“I don’t see where he could be much safer,” answered Joe. “Old Hank Bailey hasn’t any more brains than the law allows, but I guess he’ll keep him right and tight. Besides, he was strapped to the bed when I saw him this morning. I gave Hank a special tip to be on the watch, and I guess we don’t have to worry about laying our hands on him when we want him.”

“That’s good!” ejaculated Reggie, with a sigh of relief. “I’m beginning to see daylight now.”

“Well, now,” said Joe, “that I’ve told you all I know, suppose you loosen up and tell me just why you’re so interested in the doings of Talham Tabbs.”

“I will,” answered Reggie, “and you’ll be the first living soul to know anything about it outside of Tabbs and myself. I haven’t even told Mabel about it, though she and I have been close pals ever since we were children. And as for breathing a word of it to the governor——” Here Reggie spread out his hands in a gesture that was more eloquent than words.

Joe thought to himself that he could very readily understand why Reggie might shrink from revealing anything to the stern, gruff father, of whom he had caught an occasional glimpse; but when it came to the womanly sympathy of Mabel it was different.

“You see,” went on Reggie, “I’ve been thinking for some time that I ought to settle down—make something of myself—go into business of some kind or other—what?”

Joe had privately long had a similar feeling about Reggie. What he had seen of his friend had shown him a young man who was seeking the froth of life rather than the substance, chasing the phantom of pleasure rather than facing the sober realities of things as they are. Had he been any one else than the brother of Mabel, Joe would simply have classed him as a social butterfly and let it go at that. As it was, he had excused a lot of things because of his youth, and now he was sincerely glad to learn that Reggie was taking a more sensible view of life.
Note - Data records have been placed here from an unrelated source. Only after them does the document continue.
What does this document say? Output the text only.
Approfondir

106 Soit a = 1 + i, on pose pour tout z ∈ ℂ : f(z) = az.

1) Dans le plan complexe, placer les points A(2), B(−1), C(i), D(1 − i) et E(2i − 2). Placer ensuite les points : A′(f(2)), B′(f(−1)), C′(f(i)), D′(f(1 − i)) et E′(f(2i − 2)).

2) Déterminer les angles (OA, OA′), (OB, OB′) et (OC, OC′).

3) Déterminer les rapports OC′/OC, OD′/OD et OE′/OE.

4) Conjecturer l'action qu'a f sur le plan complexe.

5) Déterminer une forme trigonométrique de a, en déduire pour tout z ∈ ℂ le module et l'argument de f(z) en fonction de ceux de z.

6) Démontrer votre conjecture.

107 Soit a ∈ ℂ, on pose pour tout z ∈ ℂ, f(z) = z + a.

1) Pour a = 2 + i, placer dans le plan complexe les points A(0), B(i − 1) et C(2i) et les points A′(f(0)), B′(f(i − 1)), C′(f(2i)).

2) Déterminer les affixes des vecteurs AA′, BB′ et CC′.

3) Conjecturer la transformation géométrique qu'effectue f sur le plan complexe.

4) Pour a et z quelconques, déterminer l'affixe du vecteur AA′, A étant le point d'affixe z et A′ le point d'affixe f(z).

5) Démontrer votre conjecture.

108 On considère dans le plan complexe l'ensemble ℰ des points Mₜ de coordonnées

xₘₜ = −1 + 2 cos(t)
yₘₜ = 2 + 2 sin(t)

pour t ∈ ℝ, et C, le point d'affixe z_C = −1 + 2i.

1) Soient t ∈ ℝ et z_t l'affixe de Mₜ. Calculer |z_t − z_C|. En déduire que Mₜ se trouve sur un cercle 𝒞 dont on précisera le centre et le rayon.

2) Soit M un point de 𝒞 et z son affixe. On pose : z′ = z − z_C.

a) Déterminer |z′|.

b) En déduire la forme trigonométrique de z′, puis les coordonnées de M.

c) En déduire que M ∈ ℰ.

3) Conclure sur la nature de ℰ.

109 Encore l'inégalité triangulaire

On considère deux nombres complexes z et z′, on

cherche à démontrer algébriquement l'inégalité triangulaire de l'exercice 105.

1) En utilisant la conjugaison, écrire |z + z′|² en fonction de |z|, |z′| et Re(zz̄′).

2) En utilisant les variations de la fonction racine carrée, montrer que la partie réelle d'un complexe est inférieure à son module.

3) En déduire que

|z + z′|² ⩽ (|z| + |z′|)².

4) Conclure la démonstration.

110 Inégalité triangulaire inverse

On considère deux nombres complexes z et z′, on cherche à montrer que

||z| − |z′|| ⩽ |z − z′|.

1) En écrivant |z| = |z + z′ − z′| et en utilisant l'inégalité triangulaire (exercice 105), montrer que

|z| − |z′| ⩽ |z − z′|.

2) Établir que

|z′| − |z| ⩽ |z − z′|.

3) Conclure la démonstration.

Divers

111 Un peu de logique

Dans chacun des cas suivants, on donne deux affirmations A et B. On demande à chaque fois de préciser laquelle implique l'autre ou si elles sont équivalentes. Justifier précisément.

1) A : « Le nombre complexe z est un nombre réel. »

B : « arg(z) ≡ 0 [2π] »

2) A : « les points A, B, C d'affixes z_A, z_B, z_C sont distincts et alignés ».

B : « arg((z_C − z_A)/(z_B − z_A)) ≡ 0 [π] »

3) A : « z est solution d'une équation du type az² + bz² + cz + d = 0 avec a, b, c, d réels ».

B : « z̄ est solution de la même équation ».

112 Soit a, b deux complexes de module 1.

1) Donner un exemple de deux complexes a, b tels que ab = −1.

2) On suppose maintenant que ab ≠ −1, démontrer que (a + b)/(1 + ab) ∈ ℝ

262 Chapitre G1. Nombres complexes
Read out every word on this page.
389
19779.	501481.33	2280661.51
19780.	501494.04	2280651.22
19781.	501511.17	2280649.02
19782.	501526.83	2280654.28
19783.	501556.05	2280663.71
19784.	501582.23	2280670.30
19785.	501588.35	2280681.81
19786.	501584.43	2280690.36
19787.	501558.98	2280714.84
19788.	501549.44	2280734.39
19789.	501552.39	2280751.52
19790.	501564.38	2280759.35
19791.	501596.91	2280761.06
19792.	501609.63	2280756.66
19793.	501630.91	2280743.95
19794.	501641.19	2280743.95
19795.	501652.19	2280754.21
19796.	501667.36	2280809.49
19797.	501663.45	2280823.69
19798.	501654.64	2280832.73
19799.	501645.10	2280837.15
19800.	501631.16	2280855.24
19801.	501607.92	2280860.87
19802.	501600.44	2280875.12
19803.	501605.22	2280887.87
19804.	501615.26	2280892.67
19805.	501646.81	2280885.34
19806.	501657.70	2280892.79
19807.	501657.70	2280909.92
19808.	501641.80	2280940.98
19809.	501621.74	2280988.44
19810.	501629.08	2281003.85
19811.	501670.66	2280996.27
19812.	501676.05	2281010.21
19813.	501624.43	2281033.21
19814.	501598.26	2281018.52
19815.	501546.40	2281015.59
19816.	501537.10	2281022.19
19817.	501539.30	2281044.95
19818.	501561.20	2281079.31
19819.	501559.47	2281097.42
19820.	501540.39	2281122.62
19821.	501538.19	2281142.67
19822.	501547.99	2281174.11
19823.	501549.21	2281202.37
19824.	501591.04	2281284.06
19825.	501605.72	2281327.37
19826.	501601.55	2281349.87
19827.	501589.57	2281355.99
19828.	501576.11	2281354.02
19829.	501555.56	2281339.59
“That’s the way to look at it, old man,” he said approvingly. “There’s nothing in this society stuff.”

“So I went to the governor,” continued Reggie, “and told him what I had in mind. The trouble is, dad has been too good to me. Had a pretty rough time of it when he was young—poverty, hard work, and all that—and he had promised himself that his son, if he ever had one, shouldn’t have so hard a time of it as he had had. So he gave me everything I wanted—plenty of money, a tour of Europe, motor boat, automobile, and all that sort of thing, don’t you know. I suppose later on he expects to take me into business with him, but he hasn’t been in any hurry about it. Funny, isn’t it, how hard-headed men look at those things sometimes when their children are concerned?”

Joe nodded. He had known of more than one instance where, through some strange blindness, men who had risen to wealth by their own endeavors had been unwilling that their boys should have the same hard but wholesome experience.